Take Social Security: Its administrators anticipate redeeming $45 billion worth of SIBs in 2011 to meet cash shortfalls as the first wave of baby boomers start to retire. Treasury will issue $45 billion of new public debt to do pay for the redemptions, but the national debt will not rise a penny as a result.

Look at this way: If Congress passed a law tomorrow requiring Treasury to replace the $4.64 trillion of trust funds it took, Treasury would issue $4.64 trillion in new public debt, the $4.64 million cash Treasury borrows would be paid to the trusts, and all $4.64 trillion in SIBs would be cancelled. Those transactions would not result in the national debt going up a dime, and could even be carried out without raising the legal debt ceiling if the lawyers and bankers could get it all done simultaneously.

The SIBs really represent unfunded pension liabilities, not true third party debts. Specifically, they represent the portion of the (now) unfunded federal pension liabilities that were previously funded. That's a "political" liability to be sure, but not the kind of currently enforceable debt that should affect the Governments' credit rating in the same way that true third party debt does.
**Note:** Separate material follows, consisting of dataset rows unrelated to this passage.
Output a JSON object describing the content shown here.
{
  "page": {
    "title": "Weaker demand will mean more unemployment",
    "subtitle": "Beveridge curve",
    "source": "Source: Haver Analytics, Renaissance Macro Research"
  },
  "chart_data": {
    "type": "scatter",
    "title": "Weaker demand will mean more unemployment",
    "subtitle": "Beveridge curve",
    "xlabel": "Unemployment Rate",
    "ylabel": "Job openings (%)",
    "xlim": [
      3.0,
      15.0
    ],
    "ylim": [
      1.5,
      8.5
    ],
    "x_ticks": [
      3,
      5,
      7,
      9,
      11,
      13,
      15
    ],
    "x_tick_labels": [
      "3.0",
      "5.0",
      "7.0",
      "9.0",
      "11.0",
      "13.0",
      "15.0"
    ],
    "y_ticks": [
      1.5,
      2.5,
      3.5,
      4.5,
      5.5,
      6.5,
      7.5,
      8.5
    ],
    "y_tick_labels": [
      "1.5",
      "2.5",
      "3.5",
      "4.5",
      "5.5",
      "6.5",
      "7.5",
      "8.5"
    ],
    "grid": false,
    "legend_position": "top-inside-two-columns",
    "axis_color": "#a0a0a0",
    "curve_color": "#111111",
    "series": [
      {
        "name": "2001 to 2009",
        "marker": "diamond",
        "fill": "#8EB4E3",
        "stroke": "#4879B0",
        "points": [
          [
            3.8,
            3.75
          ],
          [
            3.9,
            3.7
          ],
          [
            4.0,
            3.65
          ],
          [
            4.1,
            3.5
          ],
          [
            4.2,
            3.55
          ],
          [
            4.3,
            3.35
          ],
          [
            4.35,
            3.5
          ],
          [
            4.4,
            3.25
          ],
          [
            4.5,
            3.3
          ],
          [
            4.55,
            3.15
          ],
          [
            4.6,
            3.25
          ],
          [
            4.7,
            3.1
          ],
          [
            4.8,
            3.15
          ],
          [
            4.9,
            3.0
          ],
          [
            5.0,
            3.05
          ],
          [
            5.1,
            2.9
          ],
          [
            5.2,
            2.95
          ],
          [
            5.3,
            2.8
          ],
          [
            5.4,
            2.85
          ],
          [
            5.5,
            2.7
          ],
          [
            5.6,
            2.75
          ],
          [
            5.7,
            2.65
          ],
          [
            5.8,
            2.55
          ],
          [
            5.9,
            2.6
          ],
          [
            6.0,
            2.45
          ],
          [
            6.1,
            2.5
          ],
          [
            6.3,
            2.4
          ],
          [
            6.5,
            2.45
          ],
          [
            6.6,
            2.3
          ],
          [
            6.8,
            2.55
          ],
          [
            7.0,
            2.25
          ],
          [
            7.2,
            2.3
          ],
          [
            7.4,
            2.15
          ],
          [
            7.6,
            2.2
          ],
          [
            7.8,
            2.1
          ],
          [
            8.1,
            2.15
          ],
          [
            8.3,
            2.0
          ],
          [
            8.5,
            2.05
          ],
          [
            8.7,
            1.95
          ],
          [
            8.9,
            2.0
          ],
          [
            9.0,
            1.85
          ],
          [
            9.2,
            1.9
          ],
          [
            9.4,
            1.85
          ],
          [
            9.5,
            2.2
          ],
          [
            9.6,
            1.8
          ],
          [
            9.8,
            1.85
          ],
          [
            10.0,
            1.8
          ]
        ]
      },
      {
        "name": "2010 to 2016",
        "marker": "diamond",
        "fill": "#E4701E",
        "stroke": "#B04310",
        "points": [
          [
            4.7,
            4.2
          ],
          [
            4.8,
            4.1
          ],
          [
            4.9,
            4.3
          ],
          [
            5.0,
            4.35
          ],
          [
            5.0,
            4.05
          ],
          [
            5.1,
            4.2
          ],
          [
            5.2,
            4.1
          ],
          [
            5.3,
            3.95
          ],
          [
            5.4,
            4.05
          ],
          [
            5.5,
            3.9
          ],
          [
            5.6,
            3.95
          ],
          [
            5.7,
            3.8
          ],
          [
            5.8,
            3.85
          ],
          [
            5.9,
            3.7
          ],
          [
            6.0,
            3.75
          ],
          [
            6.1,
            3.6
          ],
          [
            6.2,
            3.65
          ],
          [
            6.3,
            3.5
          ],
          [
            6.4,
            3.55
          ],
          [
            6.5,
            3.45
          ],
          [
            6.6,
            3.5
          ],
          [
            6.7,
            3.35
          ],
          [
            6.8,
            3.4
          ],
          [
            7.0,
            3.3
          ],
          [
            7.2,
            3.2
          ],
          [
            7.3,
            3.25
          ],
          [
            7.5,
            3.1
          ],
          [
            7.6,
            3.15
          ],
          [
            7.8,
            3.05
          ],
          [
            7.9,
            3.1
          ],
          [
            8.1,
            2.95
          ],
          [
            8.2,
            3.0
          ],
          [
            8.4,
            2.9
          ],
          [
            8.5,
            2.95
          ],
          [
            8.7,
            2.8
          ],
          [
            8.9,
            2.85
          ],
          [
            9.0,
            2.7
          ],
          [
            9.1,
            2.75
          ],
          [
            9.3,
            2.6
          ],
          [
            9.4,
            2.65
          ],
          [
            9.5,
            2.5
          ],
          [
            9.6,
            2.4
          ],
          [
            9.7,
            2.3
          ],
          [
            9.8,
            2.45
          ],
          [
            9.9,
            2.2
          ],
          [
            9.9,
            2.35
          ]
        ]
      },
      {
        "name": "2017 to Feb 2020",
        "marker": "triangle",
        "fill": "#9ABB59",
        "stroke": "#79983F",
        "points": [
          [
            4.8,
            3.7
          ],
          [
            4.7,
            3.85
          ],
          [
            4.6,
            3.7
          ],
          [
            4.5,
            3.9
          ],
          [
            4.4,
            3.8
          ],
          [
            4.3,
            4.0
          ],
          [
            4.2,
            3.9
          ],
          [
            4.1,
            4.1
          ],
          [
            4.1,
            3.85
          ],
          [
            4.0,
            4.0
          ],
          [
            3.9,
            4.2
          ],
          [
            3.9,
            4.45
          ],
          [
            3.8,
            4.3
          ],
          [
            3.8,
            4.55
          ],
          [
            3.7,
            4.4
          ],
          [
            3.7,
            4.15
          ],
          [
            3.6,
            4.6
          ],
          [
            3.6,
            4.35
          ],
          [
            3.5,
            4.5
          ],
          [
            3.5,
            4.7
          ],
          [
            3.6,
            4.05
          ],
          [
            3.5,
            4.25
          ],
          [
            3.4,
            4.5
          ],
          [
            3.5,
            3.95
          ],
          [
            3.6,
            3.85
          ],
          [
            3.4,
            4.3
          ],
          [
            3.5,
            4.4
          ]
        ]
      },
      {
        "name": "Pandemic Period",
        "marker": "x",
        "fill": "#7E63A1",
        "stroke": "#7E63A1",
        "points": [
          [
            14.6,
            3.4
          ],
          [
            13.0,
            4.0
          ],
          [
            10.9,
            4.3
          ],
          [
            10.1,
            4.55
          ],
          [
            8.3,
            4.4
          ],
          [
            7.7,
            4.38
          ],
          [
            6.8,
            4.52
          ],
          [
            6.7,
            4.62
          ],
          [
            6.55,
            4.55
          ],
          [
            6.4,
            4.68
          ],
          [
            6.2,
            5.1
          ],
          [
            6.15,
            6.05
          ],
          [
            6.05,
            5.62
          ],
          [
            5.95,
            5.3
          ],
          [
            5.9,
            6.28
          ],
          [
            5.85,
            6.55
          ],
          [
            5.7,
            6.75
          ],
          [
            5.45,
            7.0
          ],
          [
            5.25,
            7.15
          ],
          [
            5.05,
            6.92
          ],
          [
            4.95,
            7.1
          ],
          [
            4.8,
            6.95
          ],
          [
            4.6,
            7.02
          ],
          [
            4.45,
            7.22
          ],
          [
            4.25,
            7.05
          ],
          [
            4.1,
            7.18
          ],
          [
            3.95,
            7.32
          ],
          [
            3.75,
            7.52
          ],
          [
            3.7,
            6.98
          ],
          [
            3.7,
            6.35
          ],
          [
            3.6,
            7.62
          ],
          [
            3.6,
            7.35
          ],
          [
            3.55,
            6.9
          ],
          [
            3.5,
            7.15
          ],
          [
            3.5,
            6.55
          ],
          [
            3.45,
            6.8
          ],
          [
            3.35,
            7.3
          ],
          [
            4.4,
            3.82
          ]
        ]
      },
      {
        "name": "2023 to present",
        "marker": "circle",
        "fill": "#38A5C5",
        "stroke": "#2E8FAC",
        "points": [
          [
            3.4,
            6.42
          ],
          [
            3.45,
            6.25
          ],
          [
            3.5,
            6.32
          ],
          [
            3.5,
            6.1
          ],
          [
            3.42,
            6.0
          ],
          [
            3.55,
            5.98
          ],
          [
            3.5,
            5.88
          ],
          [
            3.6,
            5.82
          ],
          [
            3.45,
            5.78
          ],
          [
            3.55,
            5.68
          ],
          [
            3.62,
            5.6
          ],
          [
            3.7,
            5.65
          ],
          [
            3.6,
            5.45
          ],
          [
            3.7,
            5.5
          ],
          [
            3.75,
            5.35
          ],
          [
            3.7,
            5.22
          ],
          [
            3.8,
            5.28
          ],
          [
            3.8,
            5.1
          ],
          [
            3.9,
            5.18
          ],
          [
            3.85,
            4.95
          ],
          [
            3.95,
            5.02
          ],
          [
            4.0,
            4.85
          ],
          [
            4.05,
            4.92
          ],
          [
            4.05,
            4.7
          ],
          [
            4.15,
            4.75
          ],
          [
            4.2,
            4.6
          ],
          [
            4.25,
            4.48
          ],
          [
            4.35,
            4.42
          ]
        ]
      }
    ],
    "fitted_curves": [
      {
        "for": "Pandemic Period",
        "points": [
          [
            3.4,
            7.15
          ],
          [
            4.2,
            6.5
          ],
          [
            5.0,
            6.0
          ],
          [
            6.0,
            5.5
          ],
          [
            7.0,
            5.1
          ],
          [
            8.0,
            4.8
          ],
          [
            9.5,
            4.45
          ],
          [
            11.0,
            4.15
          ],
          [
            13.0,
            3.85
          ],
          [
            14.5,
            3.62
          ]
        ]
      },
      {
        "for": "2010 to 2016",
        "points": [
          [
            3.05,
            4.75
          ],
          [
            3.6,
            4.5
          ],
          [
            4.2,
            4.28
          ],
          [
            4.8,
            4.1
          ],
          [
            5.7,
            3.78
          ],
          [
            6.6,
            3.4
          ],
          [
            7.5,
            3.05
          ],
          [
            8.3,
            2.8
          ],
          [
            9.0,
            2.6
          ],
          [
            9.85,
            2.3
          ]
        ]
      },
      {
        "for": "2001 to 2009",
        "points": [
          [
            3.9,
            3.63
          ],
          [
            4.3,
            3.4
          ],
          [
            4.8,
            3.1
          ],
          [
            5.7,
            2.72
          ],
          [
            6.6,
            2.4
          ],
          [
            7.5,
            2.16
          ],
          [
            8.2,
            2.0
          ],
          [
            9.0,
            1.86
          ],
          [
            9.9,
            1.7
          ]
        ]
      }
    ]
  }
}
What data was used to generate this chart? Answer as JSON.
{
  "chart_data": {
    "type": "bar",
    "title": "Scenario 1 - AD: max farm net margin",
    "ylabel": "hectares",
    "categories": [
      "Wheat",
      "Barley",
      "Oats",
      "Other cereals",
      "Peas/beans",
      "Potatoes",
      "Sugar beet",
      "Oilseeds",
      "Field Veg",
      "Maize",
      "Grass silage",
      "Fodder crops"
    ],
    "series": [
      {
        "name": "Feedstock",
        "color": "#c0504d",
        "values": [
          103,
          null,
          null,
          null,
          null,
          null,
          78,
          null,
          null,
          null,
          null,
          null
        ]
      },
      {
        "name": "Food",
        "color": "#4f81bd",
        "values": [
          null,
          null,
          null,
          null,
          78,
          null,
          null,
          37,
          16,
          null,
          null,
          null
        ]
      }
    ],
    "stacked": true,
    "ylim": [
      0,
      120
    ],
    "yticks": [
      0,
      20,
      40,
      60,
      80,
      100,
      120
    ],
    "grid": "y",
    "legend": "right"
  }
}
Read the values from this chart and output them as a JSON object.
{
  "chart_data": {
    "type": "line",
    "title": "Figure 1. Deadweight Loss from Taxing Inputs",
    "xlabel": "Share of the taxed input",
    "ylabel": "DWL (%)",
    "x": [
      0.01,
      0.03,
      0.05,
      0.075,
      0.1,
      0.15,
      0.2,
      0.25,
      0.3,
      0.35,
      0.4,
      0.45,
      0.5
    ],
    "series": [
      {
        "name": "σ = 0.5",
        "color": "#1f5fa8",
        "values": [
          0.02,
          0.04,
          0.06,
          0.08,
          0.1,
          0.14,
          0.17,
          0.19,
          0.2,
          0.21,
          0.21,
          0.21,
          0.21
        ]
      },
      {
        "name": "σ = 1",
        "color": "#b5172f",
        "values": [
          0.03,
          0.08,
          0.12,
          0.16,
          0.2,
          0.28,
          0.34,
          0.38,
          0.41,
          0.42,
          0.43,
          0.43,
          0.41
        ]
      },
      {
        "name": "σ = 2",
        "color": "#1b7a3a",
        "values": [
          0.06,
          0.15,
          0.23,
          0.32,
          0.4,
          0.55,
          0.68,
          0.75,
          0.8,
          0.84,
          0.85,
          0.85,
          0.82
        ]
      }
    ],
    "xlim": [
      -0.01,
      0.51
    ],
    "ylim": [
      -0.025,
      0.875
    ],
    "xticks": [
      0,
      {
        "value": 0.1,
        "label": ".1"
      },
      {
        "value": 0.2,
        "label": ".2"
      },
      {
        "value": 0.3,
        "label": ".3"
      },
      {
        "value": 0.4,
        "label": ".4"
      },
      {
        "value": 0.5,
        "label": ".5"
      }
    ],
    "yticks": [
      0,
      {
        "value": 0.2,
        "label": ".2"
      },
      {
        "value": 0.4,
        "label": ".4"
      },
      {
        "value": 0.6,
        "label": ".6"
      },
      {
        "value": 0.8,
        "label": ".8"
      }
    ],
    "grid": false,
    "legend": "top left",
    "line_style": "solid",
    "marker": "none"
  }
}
In contrast, state pension plans have racked up $1.26 to $3.8 trillion in unfunded pension liabilities, depending on what investment performance assumptions are made, yet that massive liability does not appear on their balance sheets as third party debt. And estimates of the unfunded Social Security and Medicare liabilities reach as high as $100 trillion, but no one counts those massive unfunded liabilities as part of the national debt.

That is, to perpetuate the fiction that Washington's raiding $4.64 trillion in trust funds didn't really happen, politicians have created fictional intragovernmental debts ostensibly backed by the full faith and credit of the US, and due to that backing- sheer optics for the voters - the SIBs are being counted as if they were real debts in assessing US creditworthiness. In reality, there is no more reason to count them then the remainder of unfunded federal pension and health care liabilities.

It's possible the SIBs could be restructured as intragovernmental "markers" - allowing the trust funds to compel Treasury to issue new public (re-funding) bonds to raise the money needed to replace the funds it previously "borrowed," as and when there are cash shortfalls in the trusts.

That would instantly bring the national debt down to two-thirds of GDP. But that will likely never happen because it would require our leaders in Washington to confess their crime - that they raided $4.64 trillion in trust funds - and a recent (IBD/IPP) poll shows that just 28 percent of Americans understand that the Social Security Trust Fund only has Government IOU's in it.

Don't get me wrong. We should be panicked about Washington's spending addiction; as we should about the unfunded Social Security and Medicare liabilities and the pressing need for entitlement reform.

While the national debt has gone up 33 percent under Obama, the real debt - the public debt - has gone up a stunning 77 percent since TARP began, going from $5.4 trillion in August, 2008 to $9.65 trillion today (even though most of the TARP funds have been repaid).

Nevertheless, a downgrading of the Washington's coveted AAA credit rating, which would have a devastating impact on the cost of US borrowings, should be based on our real national debt and the refusal of our leaders to make real spending cuts. It should never happen because politicians insist on continuing a decades-long political cover-up, the effect of which is to record $4.64 trillion of fictional debt on the US balance sheet.